Further algorithms

Low-memory merging

In-place merging algorithms have enjoyed huge academic attention. Several in-place Mergesorts are known for decades but were too slow in practice. In 2008 (or earlier) Sedgewick created the term “holy sorting grail” for a practically usable stable \(\mathcal{O}([N\log{N})\) in-place-Mergesort. In 2013 Astrelin (2013) published Grailsort an implementation of Huang and Langston (1992) that was not dramatically slower than other Mergesorts, hence deserved its name. Since 2014 Sedgewick redefined the “holy sorting grail” and required a \(\mathcal{O}(N)\) best case. Anyhow, in-place merging is overrated, Astrelin also published Sqrtsort which is faster than Grailsort and needs only a practically negligible \(\mathcal{O}(\sqrt{N})\) buffer. The greeNsort® algorithm Walksort also requires \(\mathcal{O}(\sqrt{N})\) buffer, is faster, and its equally fast variant Jumpsort uses relocation-moves for distance minimization (like Crocosort).

Regarding speed and energy for sorting random data, these \(\mathcal{O}(\sqrt{N})\) buffer algorithms are inferior to Frogsort and Squidsort. Regarding Footprint the ranking for sorting random doubles is Frogsort2 < Squidsort2 < Frogsort3 < Walksort < Jumpsort < Frogsort1 < Squidsort1 < Sqrtsort < Grailsort < Knuthsort. For pre-sorted data the ranking of Walksort and Jumpsort improves: they are quite adaptive.

Partition&Pool

Some of the greeNsort® learnings can be transferred from Split&Merge to Partition&Pool algorithms. It is possible to turn Zacksort into the stable Kiwisort algorithm using 100% distant buffer. By partitioning not only data but also 100% local buffer we get the distance reducing Swansort. For a very special use case it is even possible to reduce to 50% buffer, see Storksort.

Size-varying

A popular method for sorting elements of varying size - such as strings, bigints or arbitrary objects with a key field - is indirect sorting of pointers to elements using Quicksort, or better one of Zacksort, Zucksort or Ducksort. However, this is inefficient because it incurs heavy random access (see UZacksort, and even more inefficient if the sort is stabilized by breaking ties by comparing pointer address values, see WQuicksort2). An alternative is directly sorting size varying elements using a buffer. Splitting can be done either by helper-pointers to elements or directly splitting at null-terminators (for the latter see VKnuthsort and VFrogsort1).
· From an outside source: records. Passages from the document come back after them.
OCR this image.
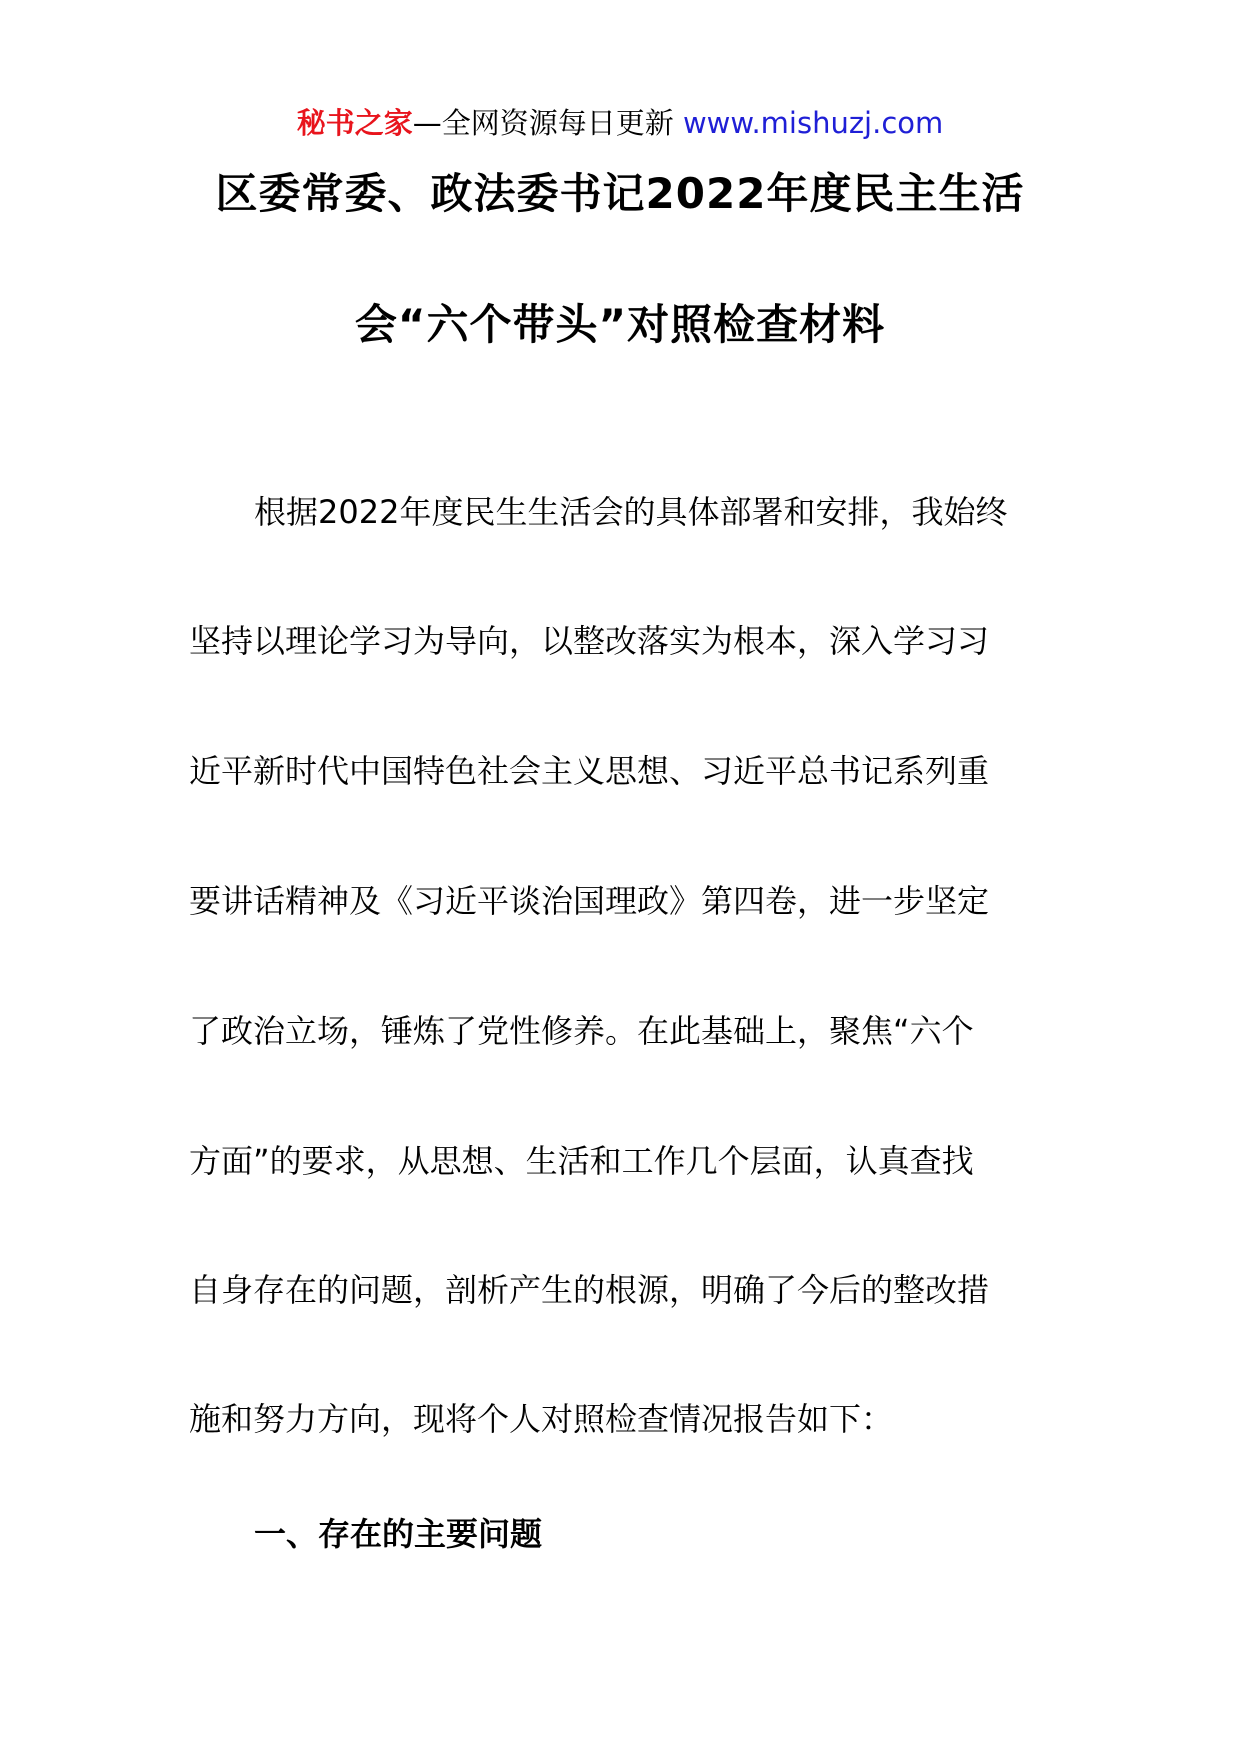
秘书之家—全网资源每日更新 www.mishuzj.com
区委常委、政法委书记2022年度民主生活
会“六个带头”对照检查材料
根据2022年度民生生活会的具体部署和安排，我始终
坚持以理论学习为导向，以整改落实为根本，深入学习习
近平新时代中国特色社会主义思想、习近平总书记系列重
要讲话精神及《习近平谈治国理政》第四卷，进一步坚定
了政治立场，锤炼了党性修养。在此基础上，聚焦“六个
方面”的要求，从思想、生活和工作几个层面，认真查找
自身存在的问题，剖析产生的根源，明确了今后的整改措
施和努力方向，现将个人对照检查情况报告如下：
一、存在的主要问题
These direct sorts are more efficient than the indirect Quicksorts. Only if there are many string duplicates, unstable UZacksort benefits from its \(\mathcal{O}(N\log{D})\) early termination. Hence it seems promising to implement direct stable Partition&Pool algorithms for size-varying data (VKiwisort and VSwansort, not yet implemented).

Parallel

Doing a task in parallel can save energy, Intel calls this “race to idle”. All Divide&Conquer algorithms are easily implemented with parallel branches (see PQuicksort2, PQuicksort2B, PDucksort, PDucksortB). However, the partitioning of the Quicksort family is difficult to implement in parallel, and this involves trade-offs. By contrast, parallelizing binary merges is relatively straightforward. greeNsort® uses a method that allows to parallelize over an arbitrary number of processes, not only power of two processes, see PKnuthsort, PFrogsort0, PFrogsort1, PFrogsort2, PFrogsort3, PVKnuthsort, PVFrogsort1. As expected, parallel execution reduces not only runTime but also Energy (although to a lesser extent).
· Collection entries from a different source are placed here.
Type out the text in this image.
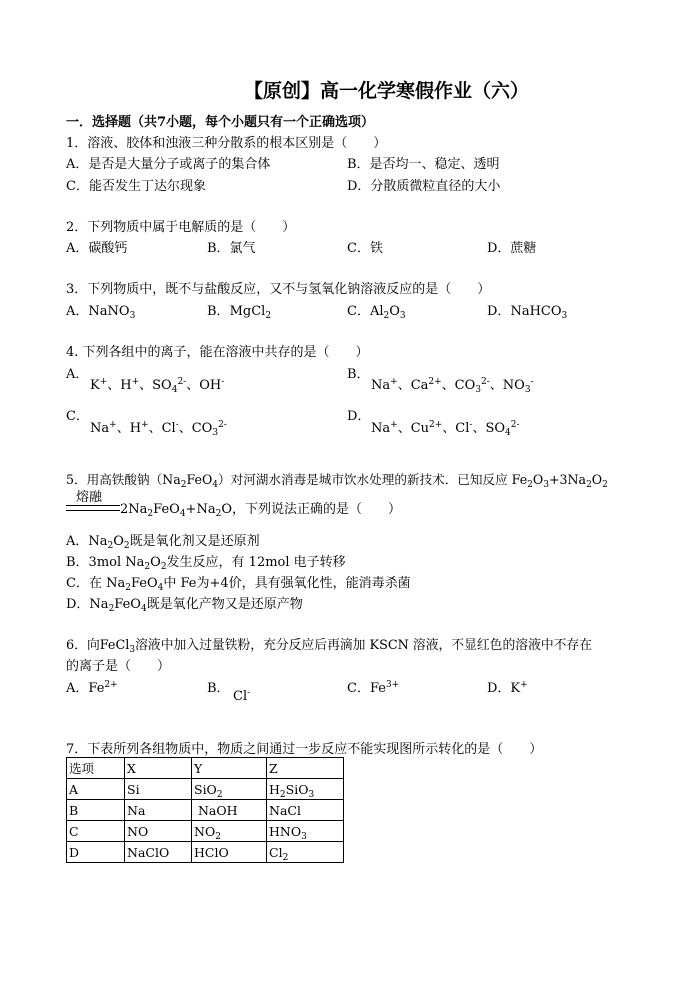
【原创】高一化学寒假作业（六）
一．选择题（共7小题，每个小题只有一个正确选项）
1．溶液、胶体和浊液三种分散系的根本区别是（　　）
A．是否是大量分子或离子的集合体	B．是否均一、稳定、透明
C．能否发生丁达尔现象	D．分散质微粒直径的大小
2．下列物质中属于电解质的是（　　）
A．碳酸钙	B．氯气	C．铁	D．蔗糖
3．下列物质中，既不与盐酸反应，又不与氢氧化钠溶液反应的是（　　）
A．NaNO$_3$	B．MgCl$_2$	C．$Al_2O_3$	D．NaHCO$_3$
4. 下列各组中的离子，能在溶液中共存的是（　　）
A．
K+、H+、$SO_4^{2-}$、OH-	B．
Na+、$Ca^{2+}$、$CO_3^{2-}$、$NO_3^-$
C．
Na+、H+、Cl-、$CO_3^{2-}$
D．
Na+、$Cu^{2+}$、Cl-、$SO_4^{2-}$
5．用高铁酸钠$(Na_2FeO_4)$对河湖水消毒是城市饮水处理的新技术．已知反应 $Fe_2O_3+3Na_2O_2$
熔融
$2Na_2FeO_4+Na_2O$，下列说法正确的是（　　）
A．$Na_2O_2$既是氧化剂又是还原剂
B．3mol $Na_2O_2$发生反应，有 12mol 电子转移
C．在 $Na_2FeO_4$中 Fe为+4价，具有强氧化性，能消毒杀菌
D．$Na_2FeO_4$既是氧化产物又是还原产物
6．向FeCl$_3$溶液中加入过量铁粉，充分反应后再滴加 KSCN 溶液，不显红色的溶液中不存在
的离子是（　　）
A．$Fe^{2+}$	B．
Cl-	C．$Fe^{3+}$	D．K+
7．下表所列各组物质中，物质之间通过一步反应不能实现图所示转化的是（　　）
选项	X	Y	Z
A	Si	SiO$_2$	$H_2SiO_3$
B	Na	NaOH	NaCl
C	NO	$NO_2$	$HNO_3$
D	NaClO	HClO	$Cl_2$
Note that the parallel speed-up of the Frogsorts scales almost as linear with the number of cores like the speed-up of Knuthsort, hence the Footprints of PFrogsorts are clearly lower than that of PKnuthsort.

Note that the benefit of Frogsort2 over Frogsort1 somewhat diminishes when more parallel cores are used.

Note that the linear setup-phase of Frogsort0 somewhat better parallelizes than the recursive setup of Frogsorts1,2,3,6. Hence it is promising to implement variants of Frogsorts2,3,6 which leverage a linear setup with chunks of a predefined mixture of data and buffer elements.